El gremio de trabajadores viales rechazó el esquema de concesiones de rutas impulsado por el Gobierno

El Sindicato de Trabajadores Viales y Afines de la República Argentina (STVyARA) manifestó su firme rechazo a la nueva fase de la Red Federal de Concesiones promovida por el Gobierno nacional. Desde la organización conducida por Graciela Aleñá denunciaron que el modelo oficial prioriza la recaudación mediante el cobro de peajes por sobre la inversión real en infraestructura, profundizando el vaciamiento de Vialidad Nacional y la privatización del servicio.

Cuestionamientos al desfinanciamiento y alzas tarifarias

La conducción gremial advirtió que la mayor parte de los trazados a concesionar no contempla obras de ampliación ni planes integrales para mejorar la seguridad vial, limitando las tareas del sector privado a intervenciones básicas de mantenimiento como bacheo, desmalezamiento y señalización.

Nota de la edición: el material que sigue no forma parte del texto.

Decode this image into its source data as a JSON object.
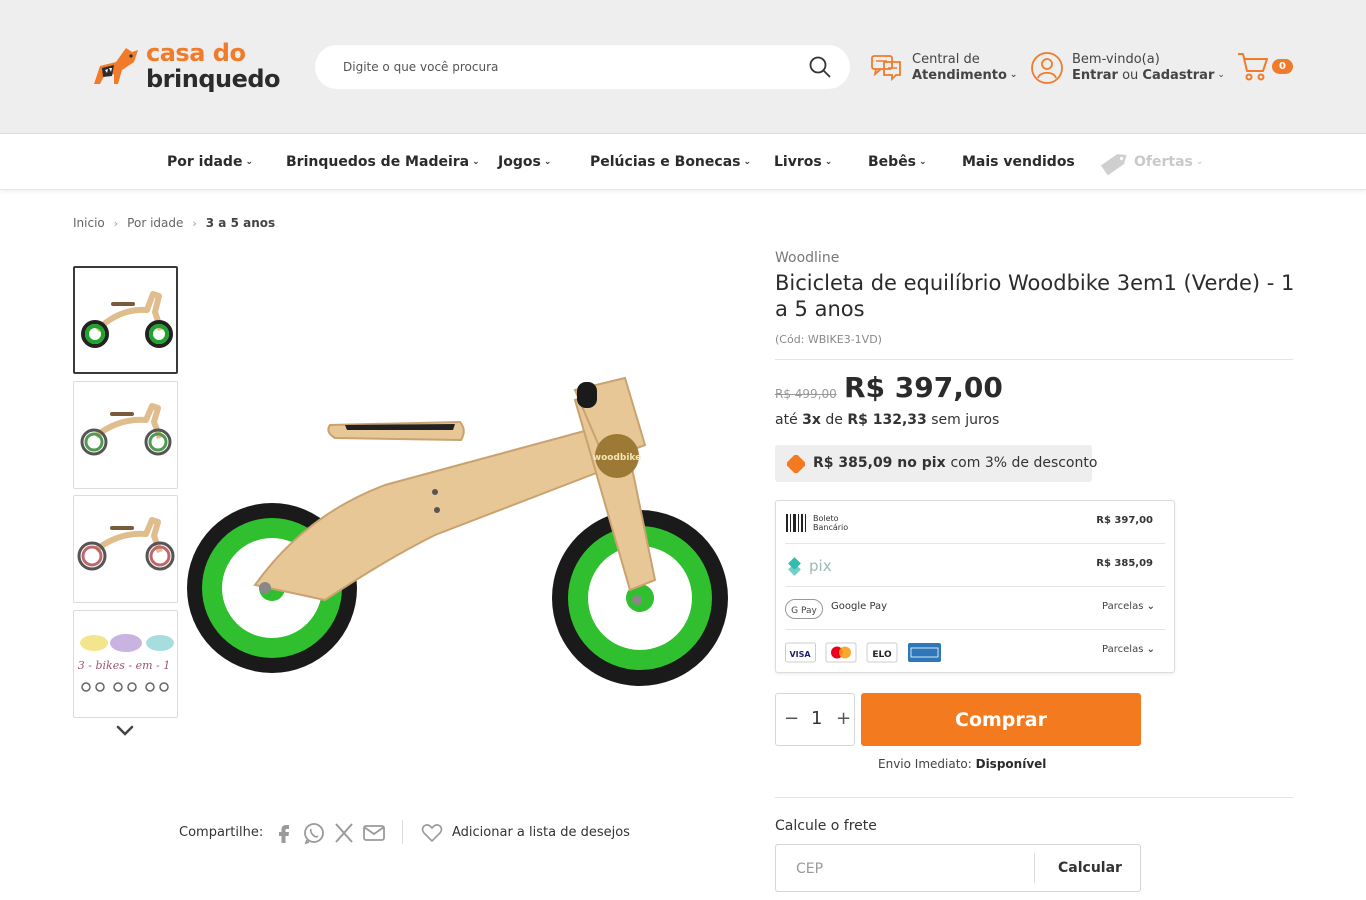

Asimismo, señalaron que la falta de derivación de los fondos del impuesto a los combustibles hacia el organismo nacional genera un deterioro progresivo de la red y busca traspasar la responsabilidad del mantenimiento a las provincias.

Como ejemplo del impacto económico sobre los conductores, el sindicato objetó que la tarifa de peaje en el puente Rosario-Victoria pasará de $1.000 a $10.122,86, lo que derivará en un doble pago por parte de los usuarios a través de tributos e incrementos tarifarios.

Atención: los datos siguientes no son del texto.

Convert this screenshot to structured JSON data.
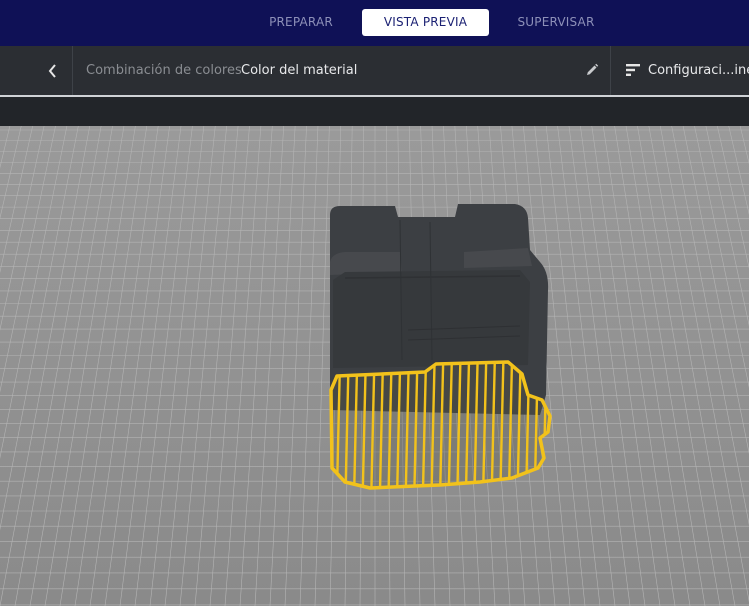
{
  "tabs": {
    "prepare": "PREPARAR",
    "preview": "VISTA PREVIA",
    "monitor": "SUPERVISAR",
    "active": "preview"
  },
  "toolbar": {
    "back_icon": "chevron-left-icon",
    "color_scheme_label": "Combinación de colores",
    "color_scheme_value": "Color del material",
    "edit_icon": "pencil-icon",
    "settings_icon": "print-settings-icon",
    "settings_label": "Configuraci...ine -"
  },
  "colors": {
    "header_bg": "#0f1156",
    "toolbar_bg": "#2b2e33",
    "build_plate": "#8f8f8f",
    "model_body": "#3c3f43",
    "layer_highlight": "#f2c21b"
  }
}
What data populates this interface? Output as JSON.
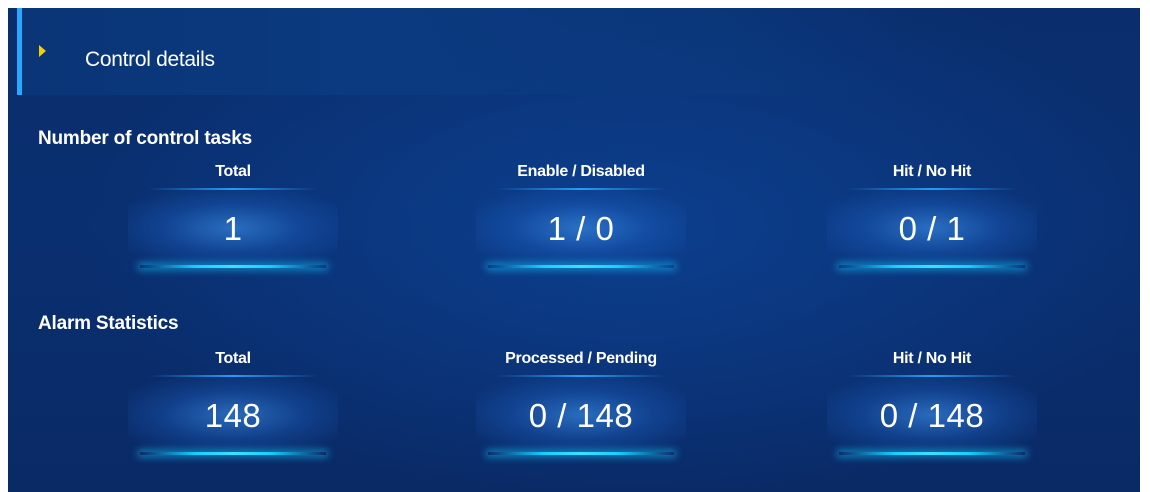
{
  "header": {
    "title": "Control details"
  },
  "sections": [
    {
      "title": "Number of control tasks",
      "stats": [
        {
          "label": "Total",
          "value": "1"
        },
        {
          "label": "Enable / Disabled",
          "value": "1 / 0"
        },
        {
          "label": "Hit / No Hit",
          "value": "0 / 1"
        }
      ]
    },
    {
      "title": "Alarm Statistics",
      "stats": [
        {
          "label": "Total",
          "value": "148"
        },
        {
          "label": "Processed / Pending",
          "value": "0 / 148"
        },
        {
          "label": "Hit / No Hit",
          "value": "0 / 148"
        }
      ]
    }
  ],
  "colors": {
    "background": "#0a2e6d",
    "accent_bar": "#2aa8ff",
    "arrow": "#f6d000",
    "glow_line": "#14d0ff"
  },
  "icons": {
    "header_arrow": "caret-right-icon"
  }
}
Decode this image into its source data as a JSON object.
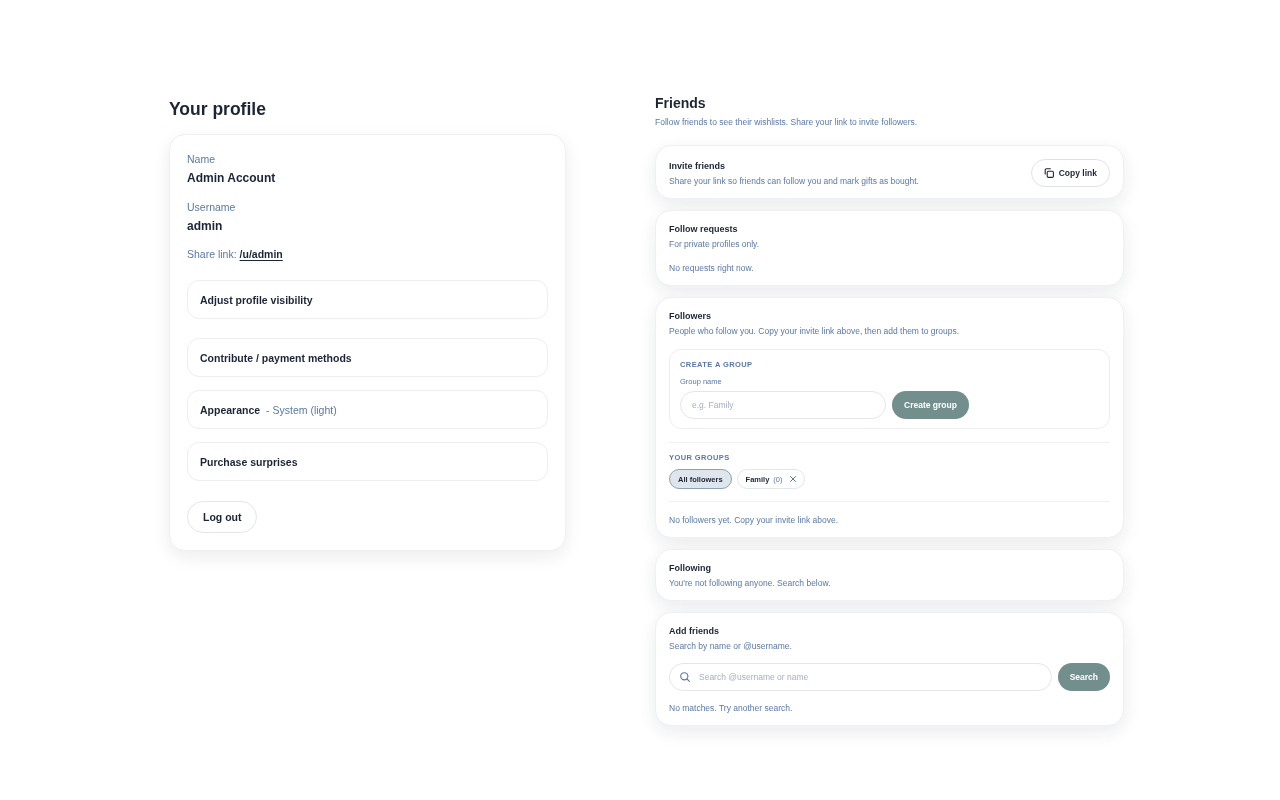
{
  "profile": {
    "title": "Your profile",
    "fields": [
      {
        "label": "Name",
        "value": "Admin Account"
      },
      {
        "label": "Username",
        "value": "admin"
      }
    ],
    "share_link": {
      "label": "Share link:",
      "url": "/u/admin"
    },
    "settings": [
      {
        "label": "Adjust profile visibility"
      },
      {
        "label": "Contribute / payment methods"
      },
      {
        "label": "Appearance",
        "detail": "- System (light)"
      },
      {
        "label": "Purchase surprises"
      }
    ],
    "logout_button": "Log out"
  },
  "friends": {
    "title": "Friends",
    "subtitle": "Follow friends to see their wishlists. Share your link to invite followers.",
    "cards": [
      {
        "kind": "invite",
        "title": "Invite friends",
        "description": "Share your link so friends can follow you and mark gifts as bought.",
        "button": "Copy link"
      },
      {
        "kind": "requests",
        "title": "Follow requests",
        "description": "For private profiles only.",
        "empty_text": "No requests right now."
      },
      {
        "kind": "followers",
        "title": "Followers",
        "description": "People who follow you. Copy your invite link above, then add them to groups.",
        "create_group": {
          "heading": "CREATE A GROUP",
          "field_label": "Group name",
          "placeholder": "e.g. Family",
          "button": "Create group"
        },
        "groups": {
          "heading": "YOUR GROUPS",
          "chips": [
            {
              "label": "All followers",
              "selected": true,
              "removable": false
            },
            {
              "label": "Family",
              "count": "(0)",
              "selected": false,
              "removable": true
            }
          ]
        },
        "empty_text": "No followers yet. Copy your invite link above."
      },
      {
        "kind": "following",
        "title": "Following",
        "description": "You're not following anyone. Search below."
      },
      {
        "kind": "search",
        "title": "Add friends",
        "description": "Search by name or @username.",
        "search": {
          "placeholder": "Search @username or name",
          "button": "Search"
        },
        "empty_text": "No matches. Try another search."
      }
    ]
  }
}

Estado del proceso licitatorio y postura oficial

La posición del gremio se dio a conocer luego de que el Ministerio de Economía avanzara con la apertura de las ofertas económicas correspondientes a la Etapa III del programa, la cual abarca más de 3.900 kilómetros divididos en ocho corredores nacionales sobre un plan global superior a los 9.000 kilómetros. Mientras desde la cartera económica sostienen que el esquema atraerá mayor inversión privada y eficiencia operativa a la red vial, la entidad sindical reiteró que la medida representa un abandono estatal de las responsabilidades sobre las rutas del país.